To be punished succeeds a choice that one has made to run afoul of a societal or legal construct. I speed and run stop lights, I get a ticket or lose my license. I cheat on an exam and get caught, I fail the class or get expelled from school. Though some will disagree even with these examples, most of who exist in the modern world accept that the regulations implicit in the examples are in place for the common good. A segment of our society however, sees certain behaviors as beyond the reach of cultural standards. Using the example provided for us by Senator Obama, there are those among us who believe that sexual activity should be entirely free from consequence though it is well known that impregnation can be a direct result of intercourse. Instead of insisting on accepting the personal responsibility for engaging in sexual intercourse, there is a cultural movement to insist that a woman must be free to eradicate the baby and remain free from consequence of her decisions.

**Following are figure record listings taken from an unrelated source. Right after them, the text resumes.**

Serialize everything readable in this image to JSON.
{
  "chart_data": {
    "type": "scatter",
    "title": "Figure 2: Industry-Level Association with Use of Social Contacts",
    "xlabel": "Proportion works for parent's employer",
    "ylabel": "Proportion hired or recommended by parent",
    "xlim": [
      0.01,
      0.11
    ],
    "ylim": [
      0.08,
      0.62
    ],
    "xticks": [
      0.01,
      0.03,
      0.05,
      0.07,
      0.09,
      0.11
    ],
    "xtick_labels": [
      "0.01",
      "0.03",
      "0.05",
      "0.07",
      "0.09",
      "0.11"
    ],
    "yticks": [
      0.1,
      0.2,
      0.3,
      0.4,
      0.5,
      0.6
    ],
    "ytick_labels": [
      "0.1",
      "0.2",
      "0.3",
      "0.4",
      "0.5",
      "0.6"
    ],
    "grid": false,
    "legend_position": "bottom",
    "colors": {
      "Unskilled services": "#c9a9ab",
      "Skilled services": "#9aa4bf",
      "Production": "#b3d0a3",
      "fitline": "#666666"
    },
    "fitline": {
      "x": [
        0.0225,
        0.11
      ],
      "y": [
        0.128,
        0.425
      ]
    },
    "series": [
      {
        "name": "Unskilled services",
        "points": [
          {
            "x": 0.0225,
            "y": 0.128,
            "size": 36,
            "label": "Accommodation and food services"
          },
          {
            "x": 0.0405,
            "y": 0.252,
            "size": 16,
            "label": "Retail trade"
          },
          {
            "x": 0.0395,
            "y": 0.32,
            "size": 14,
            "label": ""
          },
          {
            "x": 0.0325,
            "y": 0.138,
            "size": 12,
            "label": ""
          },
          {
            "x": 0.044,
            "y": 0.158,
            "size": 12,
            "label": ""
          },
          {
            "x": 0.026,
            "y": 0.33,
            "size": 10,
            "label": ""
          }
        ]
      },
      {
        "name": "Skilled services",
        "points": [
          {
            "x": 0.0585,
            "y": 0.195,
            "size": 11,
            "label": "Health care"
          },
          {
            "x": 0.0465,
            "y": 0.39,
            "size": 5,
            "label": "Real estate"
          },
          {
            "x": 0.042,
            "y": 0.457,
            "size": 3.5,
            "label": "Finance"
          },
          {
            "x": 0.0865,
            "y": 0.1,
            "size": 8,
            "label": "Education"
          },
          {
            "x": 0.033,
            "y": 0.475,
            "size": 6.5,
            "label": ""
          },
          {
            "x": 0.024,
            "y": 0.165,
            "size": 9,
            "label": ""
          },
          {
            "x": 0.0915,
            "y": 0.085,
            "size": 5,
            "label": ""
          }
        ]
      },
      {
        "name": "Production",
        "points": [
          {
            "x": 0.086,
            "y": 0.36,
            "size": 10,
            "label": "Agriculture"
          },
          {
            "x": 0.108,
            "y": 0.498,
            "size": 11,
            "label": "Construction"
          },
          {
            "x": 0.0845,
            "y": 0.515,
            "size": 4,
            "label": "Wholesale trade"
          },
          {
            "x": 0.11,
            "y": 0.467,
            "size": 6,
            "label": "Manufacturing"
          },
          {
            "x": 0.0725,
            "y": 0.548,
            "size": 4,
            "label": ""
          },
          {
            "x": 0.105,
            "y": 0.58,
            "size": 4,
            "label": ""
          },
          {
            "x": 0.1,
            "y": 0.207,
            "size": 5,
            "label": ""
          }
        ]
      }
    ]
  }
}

This notion of the complete eradication of personal responsibility in favor of seemingly easy and cost free solutions has wheedled its way throughout our culture. Students protest expectations that they read, speak, and write correctly because their earlier educational devotion did not prepare them adequately for a rigorous challenge. They demand that the coursework be made easier so that they can continue to receive the value-diminished excellent marks that they have come to expect. Any teacher that stands up for the integrity of scholastic requirements is deemed unfair and their teaching status challenged. And on and on it goes. This demand for a life replete with freedom of choices without consequence extends into every area of life until one day we arrive at a utopian society in which all problems brought about by our choices are fixed by an external authority.

There are many in our society, Senator Obama included, who envision this external authority as the government or, in stickier situation, para-governmental organizations such as the abortion industry. They would ‘free’ us from those moral constraints which have served humankind throughout history but are anathema to an ‘enlightened’ culture. Why have consequences when the solutions are so easy? Get pregnant by exercising your ‘choice’ to engage in sexual intercourse? Kill the fetus and move on! Problem solved. Make a bad decision in any aspect of life, no worries, someone else will fix the problem. This all sounds inviting until we realize that whatever behavior we reward (by removing the consequence) we naturally get more of and so the cycle deepens. As we accept this cycle, we revert to a kind of childhood where mommy and daddy fix our mistakes for us. When we live in this kind of environment, Mom and Dad define the limits of our liberty in return for this benefit. Are we willing to continue to return to a governmental mommy and daddy?

Thank God for My Punishment

Obama provides us with further insight into how he views the unborn and their convenient disposal, referring to an unplanned pregnancy as a punishment. In referencing his own daughters and the possibility that despite his teaching on morals and standards, he stated that they should not be punished with a child. We can further extrapolate from his favorable stand on unfettered access to abortion that this punishment could only be mitigated by the extinguishing of the human life and the disposal of the unborn fetus.

My apologies Mr. Obama but a child, whether born or unborn, is not a punishment. You may view it as a consequence of engaging in sexual activity, but in no way should a child ever be referred to as a punishment. Perhaps those values and morals that you teach your daughters should be that Pro-Choice can mean something more than the free ability to dispose of a life; it can also be the choice not to engage in an activity that has specific and predictable biological consequences. I’ll be interested to see in the coming days how you finesse this staff. Perhaps the next time you are in church, you can ask about Psalm 139.

I’m eternally grateful for my punishment.